We still don’t know much about the attacks that crippled Colonial Pipeline. But we do know a lot about Darkside, the ransomware group that is responsible for it, what weaknesses they exploit, and how defenders can keep them at bay.
The Federal Bureau of Investigation (FBI) on Monday confirmed reports that the Darkside ransomware is responsible for the disruption at Colonial, which has halted delivery of oil and gas from the U.S. Gulf Coast refineries to the Northeast of the country. The attribution followed public reports, citing unnamed sources that pointed to the group. The Bureau said it continues to work with the company on the investigation. CISA, the government’s lead cybersecurity agency, is also playing a role in the government’s response, though controversy has erupted over delays in CISA learning about the incident and Colonial’s failure to involve that agency directly.
Darkside is Ransomware-as-a-Corporation
What do we know about Darkside? The ransomware-for-hire gang first announced itself, via a press release, in August 2020 and appears to operate out of Russia or one of the former Soviet bloc countries. (For example, Darkside operators participate in Russian language cybercrime forums. Also, analysis of the Darkside ransomware shows that it filters for computers configured to use Russian and does not infect them.)
The group made headlines for its “corporate” approach to the ransom business, which some have dubbed “Ransomware as a Corporation.” That includes an affiliate business model built around Darkside’s malware and substantial support infrastructure and public facing promotional efforts aimed at the cyber underground and the broader public: press releases, ransoms calibrated to the wealth of its victims and Robin-Hood like promises to donate criminal proceeds to charity and to steer clear of attacking schools and hospitals.
For Defenders: More of the Same
From a defender’s point of view, however, Darkside is more of the same when compared against other prominent ransomware as a service operations like Maze. Analysis by security experts, for example, suggest that the Darkside code shares some features with the REvil and GandCrab ransomware. Also, prior research by security firms such as Varonis and Cybereason paint Darkside as a typical ransomware-as-a-service (RaaS) operation with an interest in wealthy firms and a well-defined attack playbook. That includes concerted efforts to avoid detection via “live off the land” techniques and efforts to compromise domain controllers within compromised environments.
Darkside’s initial attack vectors for organizations are also nothing new. Varonis notes that the Darkside group targets vulnerable, public facing servers, enabling remote desktop protocol (RDP) for long-term access. Darkside criminals were also seen leveraging compromised contractor accounts and Virtual Desktop Infrastructure (VDI) which has grown more common as COVID has prompted millions of employees to work from home. RDP running over Port 443 and, often, Cobalt Strike are used to facilitate command and control (C2) to the compromised environment.
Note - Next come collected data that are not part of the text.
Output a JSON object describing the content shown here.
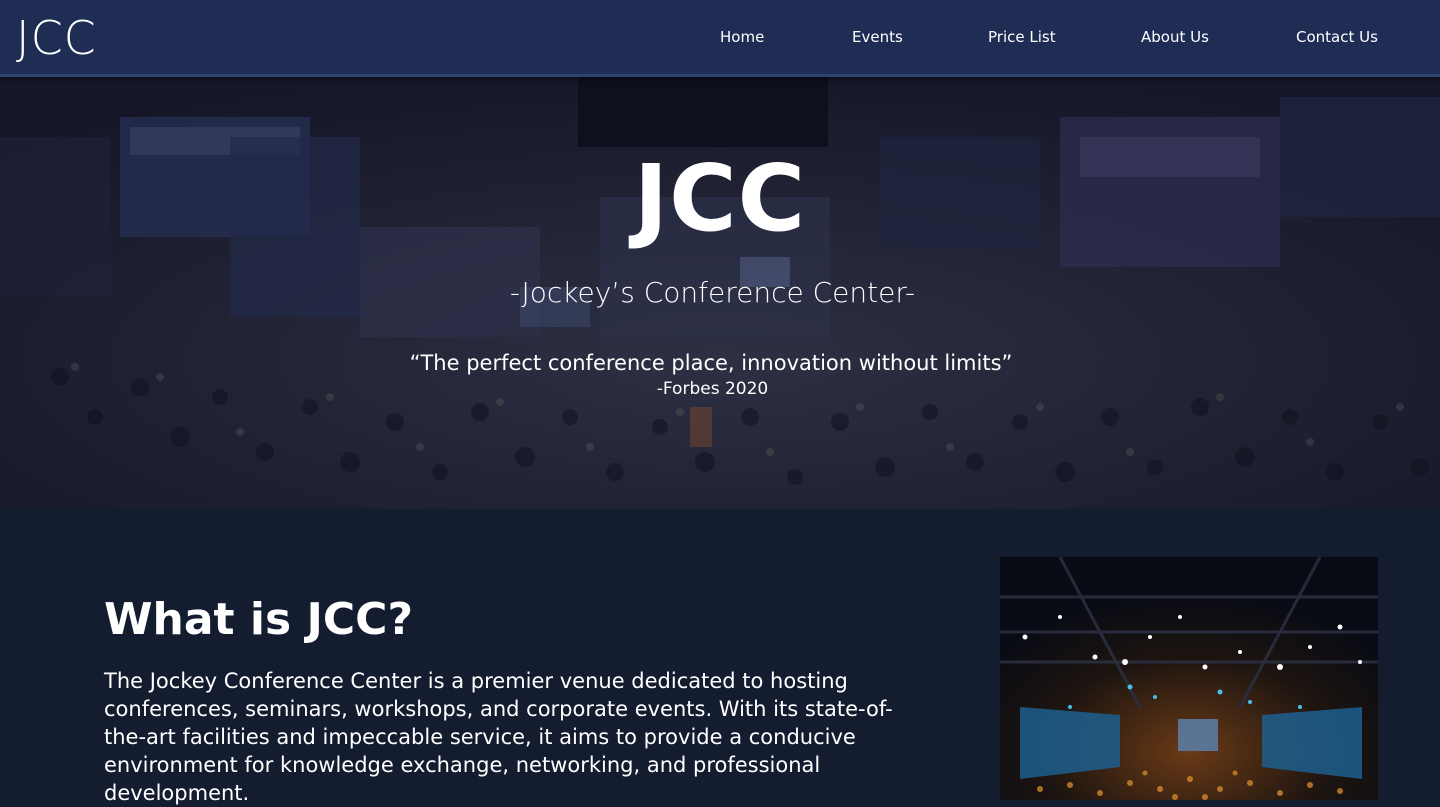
{
  "nav": {
    "logo": "JCC",
    "items": [
      "Home",
      "Events",
      "Price List",
      "About Us",
      "Contact Us"
    ]
  },
  "hero": {
    "title": "JCC",
    "subtitle": "-Jockey’s Conference Center-",
    "quote": "“The perfect conference place, innovation without limits”",
    "attribution": "-Forbes 2020"
  },
  "about": {
    "heading": "What is JCC?",
    "body": "The Jockey Conference Center is a premier venue dedicated to hosting conferences, seminars, workshops, and corporate events. With its state-of-the-art facilities and impeccable service, it aims to provide a conducive environment for knowledge exchange, networking, and professional development."
  },
  "colors": {
    "navbar": "#1f2d55",
    "page_background": "#141c30",
    "text": "#ffffff"
  }
}
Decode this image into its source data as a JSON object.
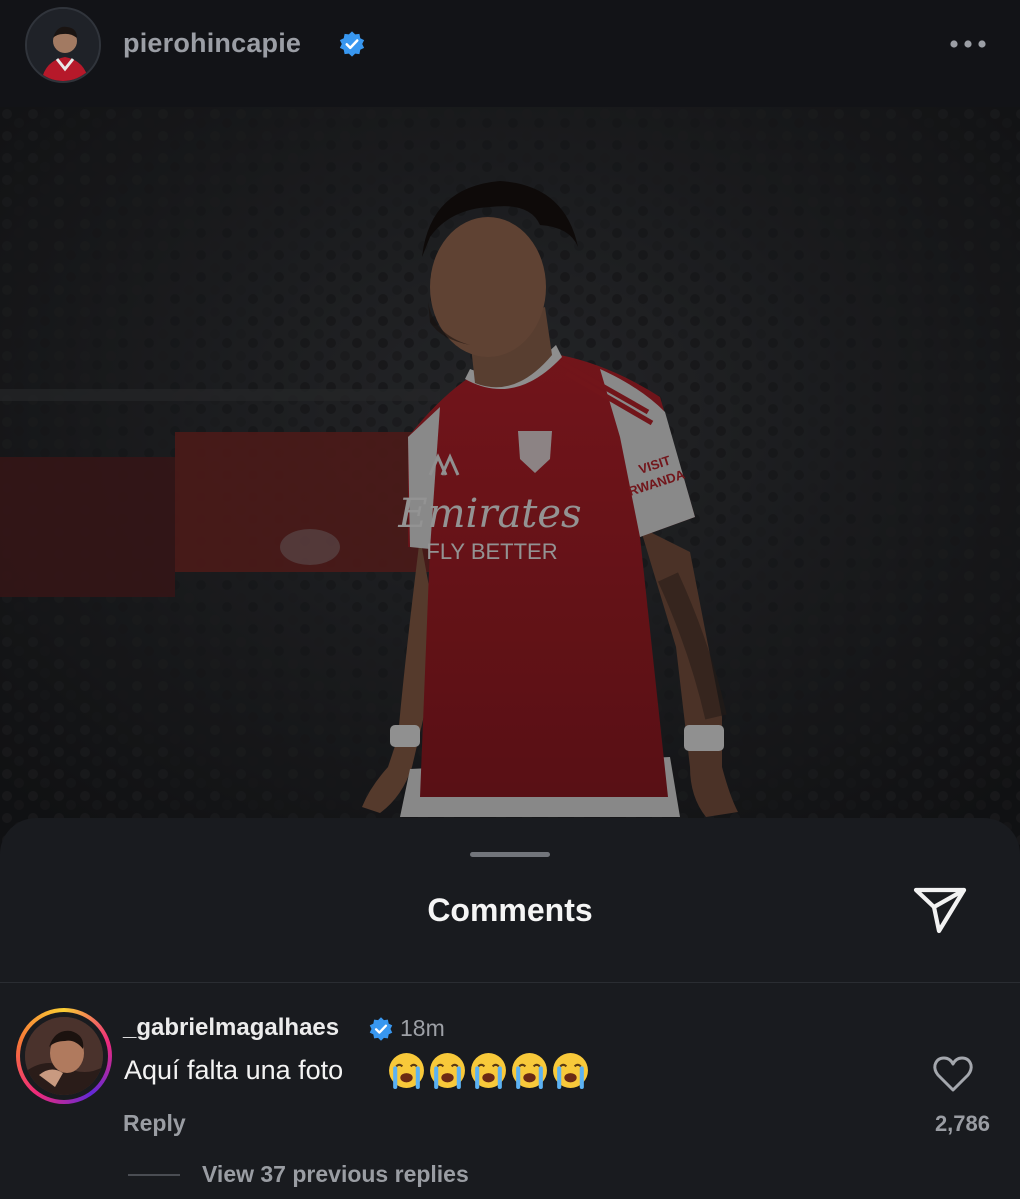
{
  "header": {
    "username": "pierohincapie",
    "verified": true
  },
  "post": {
    "image_subject": "football player in red and white kit",
    "shirt_sponsor_line1": "Emirates",
    "shirt_sponsor_line2": "FLY BETTER",
    "sleeve_text_line1": "VISIT",
    "sleeve_text_line2": "RWANDA"
  },
  "comments_sheet": {
    "title": "Comments",
    "comment": {
      "username": "_gabrielmagalhaes",
      "verified": true,
      "time": "18m",
      "text": "Aquí falta una foto",
      "emoji_count": 5,
      "reply_label": "Reply",
      "like_count": "2,786",
      "view_replies_label": "View 37 previous replies"
    }
  },
  "colors": {
    "background": "#0e1013",
    "sheet": "#191b1f",
    "verified_blue": "#3897f0",
    "arsenal_red": "#c8102e"
  }
}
The group also makes use of common dual-use and post-exploitation tools like advanced_ip_scanner.exe, psexec, and Mimikatz, according to Varonis. Once again: Critical Control Infrastructure like Active Directory is the target. Varonis notes that Darkside grabs Kerberos ticket requests and NTLM connections from initially compromised hosts to gain access to additional systems and accounts. The Active Directory reconnaissance tool ADRecon.ps1 is then used to gather detailed information about users, groups, and privileges. (Read our post Worried About Human Operated Ransomware? Stop Using NTLM, Start Validating Kerberos for more on the link between successful ransomware campaigns and the use of the aging and insecure NTLM protocol.)
A Human-Operated Ransomware Playbook
Large point headlines aside, Darkside is a classic example of sophisticated, human-directed ransomware at work. These campaigns use purpose-built open-source tools to perform automated exploitation and credential extraction. More subtle, human-directed operations leverage that access to move laterally, elevating privileges and expanding access to sensitive assets such as domain controllers.
Typically, these groups persist on compromised networks by creating new accounts in sensitive groups, scheduling tasks, and/or registering new services. In addition to the deployment of encrypting ransomware, data stolen from the victim organization is posted on so-called “dox” websites to increase leverage on target organizations - a so-called “double extortion” campaign.
The Colonial Pipeline attack may seem like a drastic escalation of the ransomware problem, but it is really another data point in a long running campaign of targeted, human-directed campaigns. The message for companies worried that they might be the next Colonial is simple enough: limit the exposure of employees, contractors and external facing assets to stem initial incursions. Guidance from the OT-ISAC encourages firms to monitor for attacks on privilege accounts including lockout after a specified number of failed attempts and to note login attempts and monitor for suspicious account behavior. Finally: secure critical controls infrastructure including Active Directory and Kerberos which are the focus of attackers once they’re inside.